Ralph Rugoff, Director of The Hayward and curator of exhibition This ambitious exhibition takes the unique architecture of The Hayward as its starting point. The Gallery's 'brutalist' concrete exterior and the sculptural quality of its spaces have always proved an inspiration for artists. The extraordinary international artistic response to Psycho Buildings shows just how challenging, exciting and playful the The Hayward can be. It is a fitting way to celebrate our 40th birthday. Tomas Saracenos design for his observatory on The Hayward sculpture terrace © Tomas Saraceno
Brazilian artist, Ernesto Neto will create a spatial and sensory labyrinth for visitors to explore. A ceiling of transparent fabric will divide the gallery space into two halves, linked by several openings. By climbing up ladders to elevated viewing platforms, visitors can scan the floating landscape of the upper level and also view the lower level from a different perspective, as if through a layer of translucent skin.
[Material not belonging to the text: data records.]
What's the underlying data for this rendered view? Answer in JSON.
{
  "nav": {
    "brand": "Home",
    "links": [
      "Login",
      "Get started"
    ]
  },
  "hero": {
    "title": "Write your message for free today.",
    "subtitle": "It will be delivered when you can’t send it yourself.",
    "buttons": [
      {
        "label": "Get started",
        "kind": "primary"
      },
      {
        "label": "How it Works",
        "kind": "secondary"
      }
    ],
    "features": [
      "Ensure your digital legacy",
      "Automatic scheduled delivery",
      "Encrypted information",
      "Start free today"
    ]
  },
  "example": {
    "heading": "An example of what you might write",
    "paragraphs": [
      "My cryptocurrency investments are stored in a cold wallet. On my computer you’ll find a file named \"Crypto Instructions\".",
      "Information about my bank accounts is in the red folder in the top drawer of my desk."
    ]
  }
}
Two artists, Marco Castillo and Dagoberto Rodriguez, form the Havana-based collective Los Carpinteros (The Carpenters). They are reworking their sculptural installation Frozen Study of a Disaster especially for the exhibition. The sculpture depicts the suspended moment of an explosion ripping through a series of rooms filled with furniture.
Mike Nelson is recreating his little seen installation To the memory of H. P. Lovecraft (1999), which transforms the gallery into a scene of utter rabid devastation, as if an unseen beast had freed himself from the space by violently clawing through the walls.
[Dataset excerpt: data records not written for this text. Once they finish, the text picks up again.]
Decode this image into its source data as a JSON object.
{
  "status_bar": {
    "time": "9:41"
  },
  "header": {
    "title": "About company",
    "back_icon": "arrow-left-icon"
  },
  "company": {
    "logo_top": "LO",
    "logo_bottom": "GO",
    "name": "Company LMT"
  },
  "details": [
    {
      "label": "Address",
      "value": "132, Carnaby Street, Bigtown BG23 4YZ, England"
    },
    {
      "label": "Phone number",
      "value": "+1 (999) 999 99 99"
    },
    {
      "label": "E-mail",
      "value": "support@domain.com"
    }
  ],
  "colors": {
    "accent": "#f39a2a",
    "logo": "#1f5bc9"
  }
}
Slovenian artist Tobias Putrih will present Venetian, Atmospheric (2007), a beautifully created sculpture which is also a working cinema. Designed with curved wooden walls and a ceiling onto which twinkling stars and moving clouds are projected, Venetian, Atmospheric will place the spectator in an ever-changing environment. Situated on the sculpture terrace facing Waterloo Bridge, Putrihs structure will show a specially-curated programme of films about artists and architecture.
Outside on another of the gallerys sculpture terraces, the Argentinean artist, Tomas Saraceno will install a large shimmering air-supported observatory made of translucent, iridescent fabric. While completely transforming the facade of The Hayward, his domed sculpture will also provide an immersive experience for visitors who, upon entering the sculpture terrace, will be surrounded by an environment in which to observe the sky.
Korean-born artist Do-Ho Suh will present a major new sculpture, Fallen Star (2008), which features 1:5 scale model of the artists childhood home in Korea colliding into the New England apartment where he lived as an art student. He will also recreate Staircase (2004), a ghostly evocation of an apartment staircase that the artist fashioned from vibrant red semi-translucent fabric.
Rachel Whitereads will present a new, larger version of her acclaimed installation Village, which has never been shown in the UK. It brings together more than 200 dollhouses that the artist has collected over the past 20 years and is a radical departure from previous work. The dollhouses are arranged in rows as on a hillside, and each is illuminated by a single light bulb, creating an eerily atmospheric scene of a neglected village.
Atelier Bow-Wow, Michael Beutler, and the artists collective Gelitin will be creating major new installations for the exhibition.
The exhibition is curated by Ralph Rugoff, Director of The Hayward, in collaboration with the artists.